Die katholische Reformbewegung «Wir sind Kirche» fordert angesichts des schwelenden Streits unter den deutschen Bischöfen über die Kommunion eine rasche Lösung. Man empfehle den Bischöfen «dringlichst, jetzt sehr schnell zu einer einmütigen Regelung zu kommen, wenn die Bischöfe nicht noch mehr den Anschluss an die Theologie verlieren und ihre Autorität gegenüber dem Kirchenvolk verspielen wollen», sagte «Wir sind Kirche»-Sprecher Christian Weisner der Deutschen Presse-Agentur kurz vor Beginn des 101. Katholikentags in Münster am Mittwoch. 

Unter den Bischöfen ist es zum offenen Bruch über die Frage des Kommunionsempfangs für Protestanten gekommen.

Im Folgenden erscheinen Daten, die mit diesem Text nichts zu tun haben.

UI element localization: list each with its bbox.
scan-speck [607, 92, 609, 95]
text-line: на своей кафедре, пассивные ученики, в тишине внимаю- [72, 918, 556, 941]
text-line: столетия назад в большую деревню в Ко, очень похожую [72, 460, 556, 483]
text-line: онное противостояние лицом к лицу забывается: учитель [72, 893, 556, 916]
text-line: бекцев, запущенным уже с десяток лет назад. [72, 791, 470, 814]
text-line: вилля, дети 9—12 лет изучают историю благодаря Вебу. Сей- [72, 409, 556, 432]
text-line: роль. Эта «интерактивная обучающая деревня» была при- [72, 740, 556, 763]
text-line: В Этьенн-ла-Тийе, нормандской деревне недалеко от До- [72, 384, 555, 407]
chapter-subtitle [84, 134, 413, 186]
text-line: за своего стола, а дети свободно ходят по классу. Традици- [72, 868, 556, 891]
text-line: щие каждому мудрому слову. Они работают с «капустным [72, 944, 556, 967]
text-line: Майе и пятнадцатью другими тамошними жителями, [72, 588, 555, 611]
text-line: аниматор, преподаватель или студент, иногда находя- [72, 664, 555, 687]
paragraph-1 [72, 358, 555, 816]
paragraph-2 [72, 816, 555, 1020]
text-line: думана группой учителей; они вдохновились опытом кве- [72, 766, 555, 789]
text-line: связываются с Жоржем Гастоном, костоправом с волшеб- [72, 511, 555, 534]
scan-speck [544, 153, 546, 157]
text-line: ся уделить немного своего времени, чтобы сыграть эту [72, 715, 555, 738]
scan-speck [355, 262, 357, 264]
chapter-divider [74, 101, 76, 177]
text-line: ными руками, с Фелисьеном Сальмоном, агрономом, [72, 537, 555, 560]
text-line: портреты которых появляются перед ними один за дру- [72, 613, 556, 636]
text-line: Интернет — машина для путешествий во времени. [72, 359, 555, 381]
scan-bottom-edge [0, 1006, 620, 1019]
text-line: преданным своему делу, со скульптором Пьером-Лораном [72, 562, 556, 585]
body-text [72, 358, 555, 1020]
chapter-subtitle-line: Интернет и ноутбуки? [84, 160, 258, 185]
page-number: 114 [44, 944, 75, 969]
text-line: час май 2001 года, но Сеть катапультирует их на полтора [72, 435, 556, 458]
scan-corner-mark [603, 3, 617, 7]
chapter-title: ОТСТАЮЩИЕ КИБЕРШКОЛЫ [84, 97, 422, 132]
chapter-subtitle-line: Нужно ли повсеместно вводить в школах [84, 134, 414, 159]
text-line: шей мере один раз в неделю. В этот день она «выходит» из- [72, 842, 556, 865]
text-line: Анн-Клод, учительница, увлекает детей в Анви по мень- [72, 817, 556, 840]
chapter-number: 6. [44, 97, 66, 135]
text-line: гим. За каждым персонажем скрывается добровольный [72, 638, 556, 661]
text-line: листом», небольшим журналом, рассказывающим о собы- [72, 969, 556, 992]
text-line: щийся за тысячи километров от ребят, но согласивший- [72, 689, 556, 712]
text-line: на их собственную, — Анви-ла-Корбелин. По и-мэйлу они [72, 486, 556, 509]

Sieben Geistliche hatten sich in einem Schreiben an den Vatikan gegen eine mehrheitliche Entscheidung der Deutschen Bischofskonferenz vom Februar gewandt. Diese sieht vor, dass im Einzelfall auch evangelische Ehepartner die Kommunion in der katholischen Eucharistiefeier offiziell empfangen dürfen. Der Vatikan hat die Bischöfe nun zu einer gemeinsamen Lösung aufgerufen.

Weisner sagte, angesichts eines «breiten und langjährigen theologischen und pastoralen Konsenses» hätten die betroffenen Ehepaare in der Zwischenzeit «die Pflicht und das Recht, ihre Kommunionspraxis in eigener Gewissensverantwortung zu regeln».

Im Streit um die Kreuze in bayerischen Behörden warf Weisner Ministerpräsident Markus Söder (CSU) vor, das Kreuz «als Symbol zur Abwehr gegen eine gefürchtete und herbeigeredete «Islamisierung» zu instrumentalisieren». Es handele sich um ein religiöses Zeichen – «wer es zeigt und trägt, von dem ist zu erwarten, auch entsprechend der Botschaft von Jesus zu handeln». Der Staat könne das aber nicht verordnen. «Aufgabe des Staates ist es, die Ausübung von Religion zu ermöglichen, zu fördern und zu schützen, aber neutral zu bleiben.»

Die Laienbewegung «Wir sind Kirche» war 1995 aus einem Kirchenvolksbegehren für Reformen in der katholischen Kirche entstanden.